Bagi sampeyan blogger semua yang berdomisili di Jogja, pasti sudah pada denger tentang Peraturan Walikota no 24 Tahun 2008 tentang pedoman peraturan dan tata tertib sekolah. Di dalam peraturan tersebut terdapat poin yang menyebutkan bahwa wajib mengenakan batik bagi seluruh pelajar pada hari Jum’at dan seragam bebas pada hari Sabtu. Sebagaimana peraturan-peraturan baru lainnya yang pasti menuai pro dan kontra, begitu juga dengan yang satu ini. Untuk yang seragam bebas sudah jelas pro dan kontranya berhubungan dengan kekhawatiran akan berpindahnya catwalk ke sekolah-sekolah, tentang bagaimana dengan anak orang yang tidak mampu akan minder karena berpakaian ala kadarnya, dan bla bla bla....gak menarik lagi buat dibahas.
Yang menarik bagi saya adalah tentang peraturan berbaju batik itu. Saya kira tujuan awalnya baik dan sudah jelas; turut berpartisipasi nguri-uri salah satu budaya bangsa yaitu batik itu sendiri. Namun implementasinya tidak akan sesimpel itu. Saya sendiri berpendapat bahwa nguri-uri atau melestarikan, apapun itu, tidak akan bisa dengan paksaan, harus tulus dari hati nurani pribadi masing-masing. Nah yang namanya peraturan kan berarti mewajibkan, mewajibkan sendiri artinya beda-beda tipis dengan memaksa, apakah dengan paksaan untuk melestarikan suatu kebudayaan itu akan bisa membuat budaya tersebut lestari? Bagaimana setelah peraturan itu tidak lagi mengikat mereka, misalnya sudah lulus sekolah, apakah masih bisa berkelanjutan hal-hal yang baik tadi? Mengingat selama ini mereka melakukan karena sebuah keterpaksaan?

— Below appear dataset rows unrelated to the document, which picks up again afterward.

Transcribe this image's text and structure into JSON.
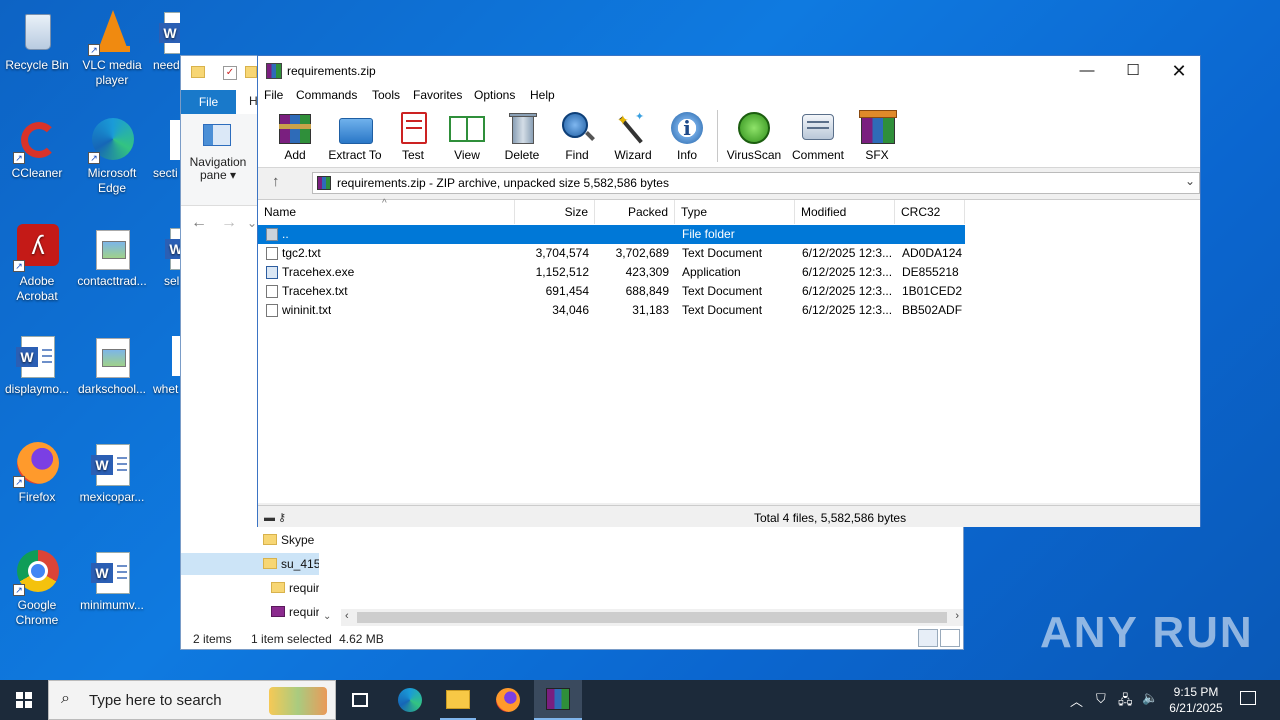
{
  "desktop": {
    "icons": [
      {
        "label": "Recycle Bin"
      },
      {
        "label": "VLC media player"
      },
      {
        "label": "need"
      },
      {
        "label": "CCleaner"
      },
      {
        "label": "Microsoft Edge"
      },
      {
        "label": "secti"
      },
      {
        "label": "Adobe Acrobat"
      },
      {
        "label": "contacttrad..."
      },
      {
        "label": "sel"
      },
      {
        "label": "displaymo..."
      },
      {
        "label": "darkschool..."
      },
      {
        "label": "whet"
      },
      {
        "label": "Firefox"
      },
      {
        "label": "mexicopar..."
      },
      {
        "label": "Google Chrome"
      },
      {
        "label": "minimumv..."
      }
    ]
  },
  "explorer": {
    "file_tab": "File",
    "h_tab": "H",
    "nav_pane": "Navigation pane",
    "nav_pane_arrow": "▾",
    "tree": [
      {
        "label": "Skype"
      },
      {
        "label": "su_415"
      },
      {
        "label": "requir"
      },
      {
        "label": "requir"
      }
    ],
    "status_items": "2 items",
    "status_selected": "1 item selected",
    "status_size": "4.62 MB"
  },
  "winrar": {
    "title": "requirements.zip",
    "menu": [
      "File",
      "Commands",
      "Tools",
      "Favorites",
      "Options",
      "Help"
    ],
    "toolbar": [
      {
        "label": "Add",
        "icon": "add-icon"
      },
      {
        "label": "Extract To",
        "icon": "extract-icon"
      },
      {
        "label": "Test",
        "icon": "test-icon"
      },
      {
        "label": "View",
        "icon": "view-icon"
      },
      {
        "label": "Delete",
        "icon": "delete-icon"
      },
      {
        "label": "Find",
        "icon": "find-icon"
      },
      {
        "label": "Wizard",
        "icon": "wizard-icon"
      },
      {
        "label": "Info",
        "icon": "info-icon"
      },
      {
        "label": "VirusScan",
        "icon": "virusscan-icon"
      },
      {
        "label": "Comment",
        "icon": "comment-icon"
      },
      {
        "label": "SFX",
        "icon": "sfx-icon"
      }
    ],
    "address": "requirements.zip - ZIP archive, unpacked size 5,582,586 bytes",
    "columns": [
      "Name",
      "Size",
      "Packed",
      "Type",
      "Modified",
      "CRC32"
    ],
    "rows": [
      {
        "name": "..",
        "size": "",
        "packed": "",
        "type": "File folder",
        "modified": "",
        "crc": ""
      },
      {
        "name": "tgc2.txt",
        "size": "3,704,574",
        "packed": "3,702,689",
        "type": "Text Document",
        "modified": "6/12/2025 12:3...",
        "crc": "AD0DA124"
      },
      {
        "name": "Tracehex.exe",
        "size": "1,152,512",
        "packed": "423,309",
        "type": "Application",
        "modified": "6/12/2025 12:3...",
        "crc": "DE855218"
      },
      {
        "name": "Tracehex.txt",
        "size": "691,454",
        "packed": "688,849",
        "type": "Text Document",
        "modified": "6/12/2025 12:3...",
        "crc": "1B01CED2"
      },
      {
        "name": "wininit.txt",
        "size": "34,046",
        "packed": "31,183",
        "type": "Text Document",
        "modified": "6/12/2025 12:3...",
        "crc": "BB502ADF"
      }
    ],
    "status": "Total 4 files, 5,582,586 bytes"
  },
  "taskbar": {
    "search_placeholder": "Type here to search",
    "time": "9:15 PM",
    "date": "6/21/2025"
  },
  "watermark": "ANY RUN"
}
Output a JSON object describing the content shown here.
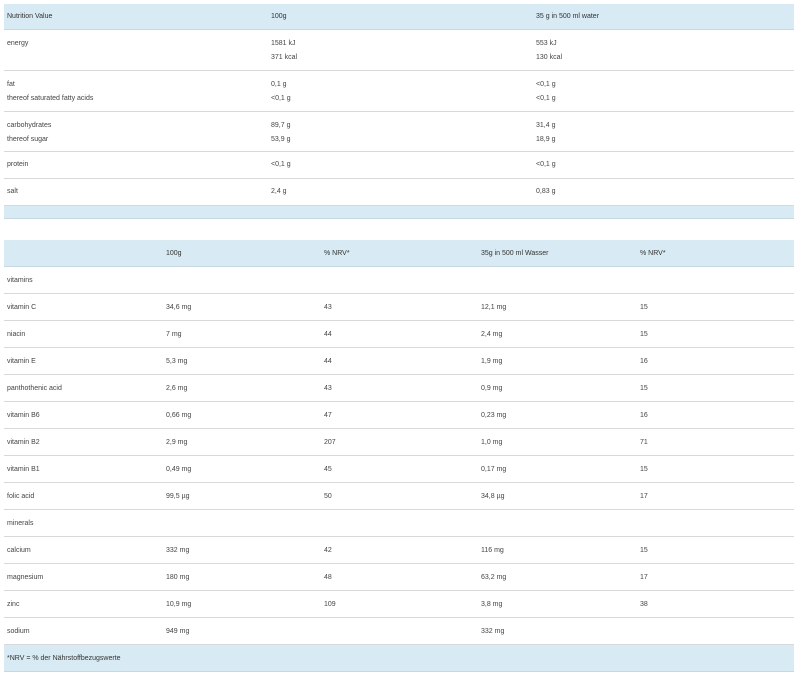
{
  "table1": {
    "headers": [
      "Nutrition Value",
      "100g",
      "35 g in 500 ml water"
    ],
    "rows": [
      {
        "labels": [
          "energy"
        ],
        "per100": [
          "1581 kJ",
          "371 kcal"
        ],
        "perServing": [
          "553 kJ",
          "130 kcal"
        ]
      },
      {
        "labels": [
          "fat",
          "thereof saturated fatty acids"
        ],
        "per100": [
          "0,1 g",
          "<0,1 g"
        ],
        "perServing": [
          "<0,1 g",
          "<0,1 g"
        ]
      },
      {
        "labels": [
          "carbohydrates",
          "thereof sugar"
        ],
        "per100": [
          "89,7 g",
          "53,9 g"
        ],
        "perServing": [
          "31,4 g",
          "18,9 g"
        ]
      },
      {
        "labels": [
          "protein"
        ],
        "per100": [
          "<0,1 g"
        ],
        "perServing": [
          "<0,1 g"
        ]
      },
      {
        "labels": [
          "salt"
        ],
        "per100": [
          "2,4 g"
        ],
        "perServing": [
          "0,83 g"
        ]
      }
    ]
  },
  "table2": {
    "headers": [
      "",
      "100g",
      "% NRV*",
      "35g in 500 ml Wasser",
      "% NRV*"
    ],
    "rows": [
      [
        "vitamins",
        "",
        "",
        "",
        ""
      ],
      [
        "vitamin C",
        "34,6 mg",
        "43",
        "12,1 mg",
        "15"
      ],
      [
        "niacin",
        "7 mg",
        "44",
        "2,4 mg",
        "15"
      ],
      [
        "vitamin E",
        "5,3 mg",
        "44",
        "1,9 mg",
        "16"
      ],
      [
        "panthothenic acid",
        "2,6 mg",
        "43",
        "0,9 mg",
        "15"
      ],
      [
        "vitamin B6",
        "0,66 mg",
        "47",
        "0,23 mg",
        "16"
      ],
      [
        "vitamin B2",
        "2,9 mg",
        "207",
        "1,0 mg",
        "71"
      ],
      [
        "vitamin B1",
        "0,49 mg",
        "45",
        "0,17 mg",
        "15"
      ],
      [
        "folic acid",
        "99,5 µg",
        "50",
        "34,8 µg",
        "17"
      ],
      [
        "minerals",
        "",
        "",
        "",
        ""
      ],
      [
        "calcium",
        "332 mg",
        "42",
        "116 mg",
        "15"
      ],
      [
        "magnesium",
        "180 mg",
        "48",
        "63,2 mg",
        "17"
      ],
      [
        "zinc",
        "10,9 mg",
        "109",
        "3,8 mg",
        "38"
      ],
      [
        "sodium",
        "949 mg",
        "",
        "332 mg",
        ""
      ]
    ],
    "footnote": "*NRV = % der Nährstoffbezugswerte"
  }
}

Diluar perkara paksa memaksa itu sendiri ada yang lebih konkret disini. Batik yang asli budaya Indonesia adalah batik tulis, sementara harga batik tulis itu sendiri, sampeyan juga pasti paham, muahaalll... Nah kalo akhirnya pihak sekolah tunduk pada peraturan Pak Wali tadi dan mewajibkan anak-anak didiknya berseragam batik, maka saya yakin batik-batik yang akan dikenakan para siswa tadi adalah batik cap, bukan batik tulis. Nah ini juga sudah salah kaprah lagi, nanti bisa-bisa anak-anak muda yang polos tadi beranggapan bahwa batik yang selama ini di agung-agungkan sebagai budaya luhur bangsa Indonesia, adalah batik cap yang setiap hari jum’at mereka kenakan itu. Mereka akan mengenal batik tanpa tahu apa itu canting, apa itu malam, dan tanpa pernah melihat betapa eksotisnya ibu-ibu yang berulangkali meniupi cantingnya setelah dicidukkan ke wajan kecil diatas tungku,sebelum menggoreskannya pada selembar kain putih cikal batal kain batik.
Hmmm...knapa saya jadi orang yang selalu kritis pesimis kayak gini ya? Semoga kekhawatiran saya tinggal sebuah kekhawatiran tanpa alasan belaka. Semoga langkah Pak Walikota Herry itu benar-benar membantu lestarinya kebudayaan batik Indonesia.